Le soir du 23 décembre, il s’est présenté dans l’établissement et a payé la somme entière en espèces par avance. Avant d'être massé par la tenancière elle-même.
Toutefois, il n’a pas atteint l’orgasme, lit-on dans une ordonnance pénale — car l'affaire s'est de fait terminée devant la justice, on y reviendra.
Face à l'homme insatisfait, l'exploitante a alors proposé un meilleur (second) service, pour un supplément de 570 francs. Rebelote: le client n'a toujours pas joui. C'est donc reparti pour deux autres «services», pour un montant qui s'est finalement monté à quelque 1770 francs... d'après les calculs de l'établissement, du moins.
Tout cela pour deux heures de prestations. Puis, l'homme a été invité à quitter les lieux.
Tirer profit d'une faiblesse
Se sentant lésé, le principal intéressé s'est tourné, après coup, vers la justice. Et il a eu gain de cause: le Ministère public retient que la prévenue savait que ses prétentions excédaient nettement les prix usuels du marché.

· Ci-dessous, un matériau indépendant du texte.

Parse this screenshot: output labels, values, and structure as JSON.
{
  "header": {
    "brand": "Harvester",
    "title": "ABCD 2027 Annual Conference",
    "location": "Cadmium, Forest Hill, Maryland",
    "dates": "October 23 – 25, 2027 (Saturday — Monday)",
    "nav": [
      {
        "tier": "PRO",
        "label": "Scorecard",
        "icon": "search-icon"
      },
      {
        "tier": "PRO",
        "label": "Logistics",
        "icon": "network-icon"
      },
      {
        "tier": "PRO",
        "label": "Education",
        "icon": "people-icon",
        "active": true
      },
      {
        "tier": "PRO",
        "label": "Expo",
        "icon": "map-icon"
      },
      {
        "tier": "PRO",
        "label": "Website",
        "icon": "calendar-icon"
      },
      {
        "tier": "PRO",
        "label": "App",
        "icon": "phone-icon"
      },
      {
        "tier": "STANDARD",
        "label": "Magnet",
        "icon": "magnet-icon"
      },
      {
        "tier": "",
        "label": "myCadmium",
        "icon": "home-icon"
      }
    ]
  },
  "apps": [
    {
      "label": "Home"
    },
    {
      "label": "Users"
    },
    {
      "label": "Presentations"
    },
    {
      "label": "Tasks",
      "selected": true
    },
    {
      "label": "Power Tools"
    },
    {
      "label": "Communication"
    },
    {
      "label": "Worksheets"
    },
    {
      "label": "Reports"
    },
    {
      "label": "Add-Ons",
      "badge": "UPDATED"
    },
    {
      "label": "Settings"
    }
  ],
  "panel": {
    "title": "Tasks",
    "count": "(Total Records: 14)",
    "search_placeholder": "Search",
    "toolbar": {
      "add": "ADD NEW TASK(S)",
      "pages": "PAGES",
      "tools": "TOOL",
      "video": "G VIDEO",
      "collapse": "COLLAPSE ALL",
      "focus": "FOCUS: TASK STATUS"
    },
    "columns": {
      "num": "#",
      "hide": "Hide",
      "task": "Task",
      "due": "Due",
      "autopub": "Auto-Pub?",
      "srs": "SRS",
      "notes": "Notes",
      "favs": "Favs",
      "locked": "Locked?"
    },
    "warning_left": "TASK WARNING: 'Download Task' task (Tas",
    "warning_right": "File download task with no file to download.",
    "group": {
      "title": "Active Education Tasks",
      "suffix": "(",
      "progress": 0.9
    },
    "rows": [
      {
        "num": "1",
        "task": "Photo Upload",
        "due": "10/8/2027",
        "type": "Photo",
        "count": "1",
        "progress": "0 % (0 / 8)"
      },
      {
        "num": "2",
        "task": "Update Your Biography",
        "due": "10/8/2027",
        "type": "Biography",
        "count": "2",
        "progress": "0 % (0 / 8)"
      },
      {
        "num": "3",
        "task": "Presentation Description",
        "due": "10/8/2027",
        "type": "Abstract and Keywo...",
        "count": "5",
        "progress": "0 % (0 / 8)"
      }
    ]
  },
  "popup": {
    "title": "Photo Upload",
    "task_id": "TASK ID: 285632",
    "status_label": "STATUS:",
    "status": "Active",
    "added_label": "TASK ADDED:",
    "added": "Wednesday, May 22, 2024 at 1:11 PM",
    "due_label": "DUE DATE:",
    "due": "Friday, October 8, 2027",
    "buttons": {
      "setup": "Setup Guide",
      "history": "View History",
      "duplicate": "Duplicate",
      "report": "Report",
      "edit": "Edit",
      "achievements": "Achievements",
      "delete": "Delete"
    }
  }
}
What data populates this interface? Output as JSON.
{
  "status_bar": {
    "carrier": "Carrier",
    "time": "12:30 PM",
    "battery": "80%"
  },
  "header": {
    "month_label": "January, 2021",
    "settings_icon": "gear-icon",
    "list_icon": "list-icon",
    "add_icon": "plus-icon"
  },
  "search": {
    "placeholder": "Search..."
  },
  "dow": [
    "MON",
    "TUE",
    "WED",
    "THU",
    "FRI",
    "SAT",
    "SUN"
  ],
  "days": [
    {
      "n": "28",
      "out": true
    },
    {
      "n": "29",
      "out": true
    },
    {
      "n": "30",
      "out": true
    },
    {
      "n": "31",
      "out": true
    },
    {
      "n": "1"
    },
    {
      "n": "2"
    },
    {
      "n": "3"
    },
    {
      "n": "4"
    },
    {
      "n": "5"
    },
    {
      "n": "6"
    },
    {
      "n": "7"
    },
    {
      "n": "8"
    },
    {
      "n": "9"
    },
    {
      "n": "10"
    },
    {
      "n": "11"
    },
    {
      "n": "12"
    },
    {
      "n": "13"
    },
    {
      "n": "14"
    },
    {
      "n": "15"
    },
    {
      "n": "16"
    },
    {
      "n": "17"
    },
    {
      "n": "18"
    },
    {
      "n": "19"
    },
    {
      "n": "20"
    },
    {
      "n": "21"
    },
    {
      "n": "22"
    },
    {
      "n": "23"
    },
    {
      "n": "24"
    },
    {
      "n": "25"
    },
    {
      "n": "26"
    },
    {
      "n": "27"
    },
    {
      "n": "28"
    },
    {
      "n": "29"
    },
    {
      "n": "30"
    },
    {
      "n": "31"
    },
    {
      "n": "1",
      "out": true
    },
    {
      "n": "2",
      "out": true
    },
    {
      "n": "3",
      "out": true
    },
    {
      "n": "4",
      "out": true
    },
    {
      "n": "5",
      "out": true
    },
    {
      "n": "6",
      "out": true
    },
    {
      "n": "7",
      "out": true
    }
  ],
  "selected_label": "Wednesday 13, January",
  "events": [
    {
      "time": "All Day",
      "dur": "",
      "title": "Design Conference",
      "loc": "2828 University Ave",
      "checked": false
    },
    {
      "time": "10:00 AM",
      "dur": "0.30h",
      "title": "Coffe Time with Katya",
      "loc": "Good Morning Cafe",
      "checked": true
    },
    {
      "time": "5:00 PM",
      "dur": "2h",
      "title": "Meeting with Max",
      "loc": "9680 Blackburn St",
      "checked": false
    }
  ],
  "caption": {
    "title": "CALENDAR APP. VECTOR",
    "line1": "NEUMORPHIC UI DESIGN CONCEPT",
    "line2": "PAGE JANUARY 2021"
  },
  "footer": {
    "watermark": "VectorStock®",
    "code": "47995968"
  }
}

Elle avait également conscience que, en raison de son trouble mental, l’homme n’était pas en mesure d’apprécier correctement le montant, a statué la justice. Et elle a exploité cette situation afin d'en tirer profit.
Le Ministère public a dès lors condamné la femme à une peine pécuniaire avec sursis, de 30 jours-amende à 170 francs (soit 5100 francs au total), ainsi qu’à une amende de 850 francs.
A cela s’ajoutent les frais de l’ordonnance pénale, fixés à 800 francs. Elle devra en outre rembourser au lésé 1570 francs sur le montant perçu. Pour les autres prétentions, une procédure civile est toujours en cours.